With IMAP, the whole concept is synchronization/mirroring.
With POP3, the concept is client independant of server, not a mirror, but a only a delivery point, with the server acting only as transient holding basket until it can be delivered.
They are never intended to be "mirrors" of one-another. It's like the server having cubbyholes for various items going in and out.
The POP3 server's inbox, containing items, would be grabbed by the "Postman", and handed over to the inbox of my desktop client. Upon confirmation of successful delivery in desktop Inbox, the "Postman" is supposed to delete immediately, not move to the Trash, which is what the ISP servers are now doing (both Gmail and Yahoo, with their supposed POP3 service), which is because the ISP no longer has a proper POP3 but is emulating it using an IMAP back-end. Otherwise, the delivered mail would be immediately deleted, as per proper POP3 protocols and servicing.

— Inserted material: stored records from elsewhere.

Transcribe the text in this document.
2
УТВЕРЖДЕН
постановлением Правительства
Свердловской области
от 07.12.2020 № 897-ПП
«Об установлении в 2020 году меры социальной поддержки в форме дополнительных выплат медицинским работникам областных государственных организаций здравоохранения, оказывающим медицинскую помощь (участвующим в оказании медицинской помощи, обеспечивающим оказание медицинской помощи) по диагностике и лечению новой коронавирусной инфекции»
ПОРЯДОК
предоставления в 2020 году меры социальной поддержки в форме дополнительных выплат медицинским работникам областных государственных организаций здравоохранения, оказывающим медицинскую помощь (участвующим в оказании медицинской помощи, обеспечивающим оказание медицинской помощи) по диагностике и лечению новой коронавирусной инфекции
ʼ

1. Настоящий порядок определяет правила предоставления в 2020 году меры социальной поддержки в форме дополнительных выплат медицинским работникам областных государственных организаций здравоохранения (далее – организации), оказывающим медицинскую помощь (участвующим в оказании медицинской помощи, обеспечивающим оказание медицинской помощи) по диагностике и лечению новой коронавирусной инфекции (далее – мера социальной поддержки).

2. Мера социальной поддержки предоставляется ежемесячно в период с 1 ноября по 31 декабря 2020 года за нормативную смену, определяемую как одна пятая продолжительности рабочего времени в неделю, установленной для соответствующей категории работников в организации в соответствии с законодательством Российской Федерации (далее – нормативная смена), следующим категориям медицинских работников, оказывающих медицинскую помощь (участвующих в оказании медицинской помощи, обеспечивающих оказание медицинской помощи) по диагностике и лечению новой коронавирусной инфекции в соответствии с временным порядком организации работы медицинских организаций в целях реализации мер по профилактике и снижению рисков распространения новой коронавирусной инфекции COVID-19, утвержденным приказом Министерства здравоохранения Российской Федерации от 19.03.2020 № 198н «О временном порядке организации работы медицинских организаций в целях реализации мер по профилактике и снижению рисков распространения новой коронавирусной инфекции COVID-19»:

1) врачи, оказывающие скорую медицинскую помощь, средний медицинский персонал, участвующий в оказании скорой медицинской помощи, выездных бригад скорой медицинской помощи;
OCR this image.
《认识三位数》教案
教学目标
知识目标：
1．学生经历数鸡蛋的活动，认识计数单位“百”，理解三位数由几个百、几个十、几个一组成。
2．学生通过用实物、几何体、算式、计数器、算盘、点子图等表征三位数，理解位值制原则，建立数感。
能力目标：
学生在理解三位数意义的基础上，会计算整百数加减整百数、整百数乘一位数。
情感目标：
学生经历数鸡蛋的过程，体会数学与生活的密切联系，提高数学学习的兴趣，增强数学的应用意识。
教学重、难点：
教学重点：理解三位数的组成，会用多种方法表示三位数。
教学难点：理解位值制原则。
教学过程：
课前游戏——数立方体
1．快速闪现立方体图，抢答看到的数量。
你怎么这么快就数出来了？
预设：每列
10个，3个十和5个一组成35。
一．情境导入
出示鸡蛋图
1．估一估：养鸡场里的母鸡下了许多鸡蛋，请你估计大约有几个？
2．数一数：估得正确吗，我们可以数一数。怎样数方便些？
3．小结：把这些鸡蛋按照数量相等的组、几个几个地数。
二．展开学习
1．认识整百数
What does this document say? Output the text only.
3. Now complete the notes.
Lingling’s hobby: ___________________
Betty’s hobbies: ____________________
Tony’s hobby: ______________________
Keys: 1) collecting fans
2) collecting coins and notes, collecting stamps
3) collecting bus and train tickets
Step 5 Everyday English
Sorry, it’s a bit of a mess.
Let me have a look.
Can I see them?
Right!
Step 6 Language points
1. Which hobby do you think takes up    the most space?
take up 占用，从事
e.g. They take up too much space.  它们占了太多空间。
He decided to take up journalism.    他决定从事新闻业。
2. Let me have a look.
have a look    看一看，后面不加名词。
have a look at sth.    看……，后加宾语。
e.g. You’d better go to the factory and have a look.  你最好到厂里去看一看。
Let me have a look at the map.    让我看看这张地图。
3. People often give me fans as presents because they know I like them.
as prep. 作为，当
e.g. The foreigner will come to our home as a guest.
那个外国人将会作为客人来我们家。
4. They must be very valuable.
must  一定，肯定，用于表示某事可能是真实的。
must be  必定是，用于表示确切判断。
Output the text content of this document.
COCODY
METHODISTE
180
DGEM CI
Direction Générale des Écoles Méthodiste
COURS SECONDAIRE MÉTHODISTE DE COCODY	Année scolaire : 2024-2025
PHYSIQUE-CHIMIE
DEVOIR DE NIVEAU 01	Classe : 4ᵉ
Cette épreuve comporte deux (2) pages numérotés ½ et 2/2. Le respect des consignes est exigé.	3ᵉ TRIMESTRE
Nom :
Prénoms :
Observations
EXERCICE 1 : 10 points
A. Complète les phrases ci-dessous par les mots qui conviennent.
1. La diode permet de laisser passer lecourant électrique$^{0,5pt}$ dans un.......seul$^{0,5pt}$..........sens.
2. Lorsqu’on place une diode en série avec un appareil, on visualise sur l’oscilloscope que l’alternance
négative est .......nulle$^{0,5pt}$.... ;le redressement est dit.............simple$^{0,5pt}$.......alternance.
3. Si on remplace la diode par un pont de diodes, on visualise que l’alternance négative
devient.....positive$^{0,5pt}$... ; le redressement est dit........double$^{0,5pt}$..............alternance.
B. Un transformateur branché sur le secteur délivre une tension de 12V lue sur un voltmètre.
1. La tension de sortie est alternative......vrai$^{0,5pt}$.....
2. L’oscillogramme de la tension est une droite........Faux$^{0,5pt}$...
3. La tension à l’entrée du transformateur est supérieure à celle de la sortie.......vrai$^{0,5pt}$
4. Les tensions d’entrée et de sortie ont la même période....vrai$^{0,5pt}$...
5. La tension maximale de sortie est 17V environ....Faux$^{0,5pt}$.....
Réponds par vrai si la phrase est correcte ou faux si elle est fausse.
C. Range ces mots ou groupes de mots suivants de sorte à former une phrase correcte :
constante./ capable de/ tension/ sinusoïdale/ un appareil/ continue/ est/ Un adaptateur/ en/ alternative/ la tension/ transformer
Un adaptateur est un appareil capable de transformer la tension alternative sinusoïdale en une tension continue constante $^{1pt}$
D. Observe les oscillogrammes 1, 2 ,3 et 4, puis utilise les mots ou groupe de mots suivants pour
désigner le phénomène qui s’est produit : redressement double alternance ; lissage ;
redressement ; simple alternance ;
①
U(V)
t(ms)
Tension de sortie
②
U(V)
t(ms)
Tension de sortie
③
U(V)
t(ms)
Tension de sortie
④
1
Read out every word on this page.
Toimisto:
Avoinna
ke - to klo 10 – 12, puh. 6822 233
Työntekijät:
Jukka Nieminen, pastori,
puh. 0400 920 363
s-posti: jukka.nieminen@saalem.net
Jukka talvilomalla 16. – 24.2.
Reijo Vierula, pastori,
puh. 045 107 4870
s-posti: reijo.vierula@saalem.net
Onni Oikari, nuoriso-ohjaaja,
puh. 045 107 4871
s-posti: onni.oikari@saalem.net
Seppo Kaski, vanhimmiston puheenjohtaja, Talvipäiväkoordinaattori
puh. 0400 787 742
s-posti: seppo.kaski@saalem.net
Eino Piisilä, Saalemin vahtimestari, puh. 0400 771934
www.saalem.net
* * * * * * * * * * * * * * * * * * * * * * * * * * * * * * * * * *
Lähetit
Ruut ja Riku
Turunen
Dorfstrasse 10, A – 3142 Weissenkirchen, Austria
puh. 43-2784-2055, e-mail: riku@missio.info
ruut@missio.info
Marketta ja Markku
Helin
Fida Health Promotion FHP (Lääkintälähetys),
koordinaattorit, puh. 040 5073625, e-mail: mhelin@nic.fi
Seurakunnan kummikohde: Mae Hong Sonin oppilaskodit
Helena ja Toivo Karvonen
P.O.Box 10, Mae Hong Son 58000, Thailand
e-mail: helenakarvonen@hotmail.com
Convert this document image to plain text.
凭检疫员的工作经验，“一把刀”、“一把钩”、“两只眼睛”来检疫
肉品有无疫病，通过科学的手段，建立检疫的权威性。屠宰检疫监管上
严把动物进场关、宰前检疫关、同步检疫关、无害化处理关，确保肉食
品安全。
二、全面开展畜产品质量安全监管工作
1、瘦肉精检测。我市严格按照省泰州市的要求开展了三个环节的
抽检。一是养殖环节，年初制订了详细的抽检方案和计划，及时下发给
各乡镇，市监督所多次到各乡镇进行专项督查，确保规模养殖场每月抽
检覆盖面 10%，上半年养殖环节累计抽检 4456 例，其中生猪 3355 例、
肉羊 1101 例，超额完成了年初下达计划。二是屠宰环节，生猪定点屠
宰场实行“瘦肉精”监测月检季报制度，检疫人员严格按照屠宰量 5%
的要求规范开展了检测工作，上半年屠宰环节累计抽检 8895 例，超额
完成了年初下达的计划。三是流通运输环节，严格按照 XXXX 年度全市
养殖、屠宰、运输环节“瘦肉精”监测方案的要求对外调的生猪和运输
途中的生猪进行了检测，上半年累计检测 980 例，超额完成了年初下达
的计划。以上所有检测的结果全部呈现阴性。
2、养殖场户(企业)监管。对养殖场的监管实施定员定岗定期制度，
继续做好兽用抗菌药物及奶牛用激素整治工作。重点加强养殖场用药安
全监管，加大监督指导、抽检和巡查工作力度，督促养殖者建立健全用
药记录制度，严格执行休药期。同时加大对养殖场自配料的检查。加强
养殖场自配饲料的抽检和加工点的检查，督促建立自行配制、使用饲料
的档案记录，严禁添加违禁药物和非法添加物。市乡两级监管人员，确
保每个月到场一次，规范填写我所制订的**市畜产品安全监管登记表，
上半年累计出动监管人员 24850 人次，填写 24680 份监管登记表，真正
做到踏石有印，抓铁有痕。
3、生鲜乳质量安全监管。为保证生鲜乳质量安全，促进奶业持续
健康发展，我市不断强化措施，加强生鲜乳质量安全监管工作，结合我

Same problem exists with the sending of email. If I sent email, thru POP3, I expect the "sent" mail (as per past behaviour, which changed about around 6-8 years ago) to be deleted immediately from the server, not preserved in a "Sent" folder, which is again what both Gmail and Yahoo do, which again is IMAP behaviour, not POP3 behaviour. I think that happened about the same time that both providers deployed the OAuth capabilities, which for which POP3 may not have been adaptable.
I choose to stay with POP3, because of its defined/intended interraction, but both Gmail and Yahoo have "corrupted" their server code to behave differently, my suspicion being that they want to their normal backups capture the passthru image of every item transferred via email, for their own, or regulatory reasons!
Are they using something like this, instead of running 2 different mail servers (namely only IMAP)?
To support my claim, here is an excerpt from the Dovecot manual relating to POP3 handling by its IMAP server:
Migration from Gmail to Dovecot
You can use dsync migration via IMAP protocol, but there are a few things different with Gmail compared to other IMAP servers.
With Gmail, when you delete a mail from POP3, the mail is only hidden from future POP3 sessions, but it's still available via IMAP. If you wish to preserve this functionality, there's a pop3_deleted_flag setting.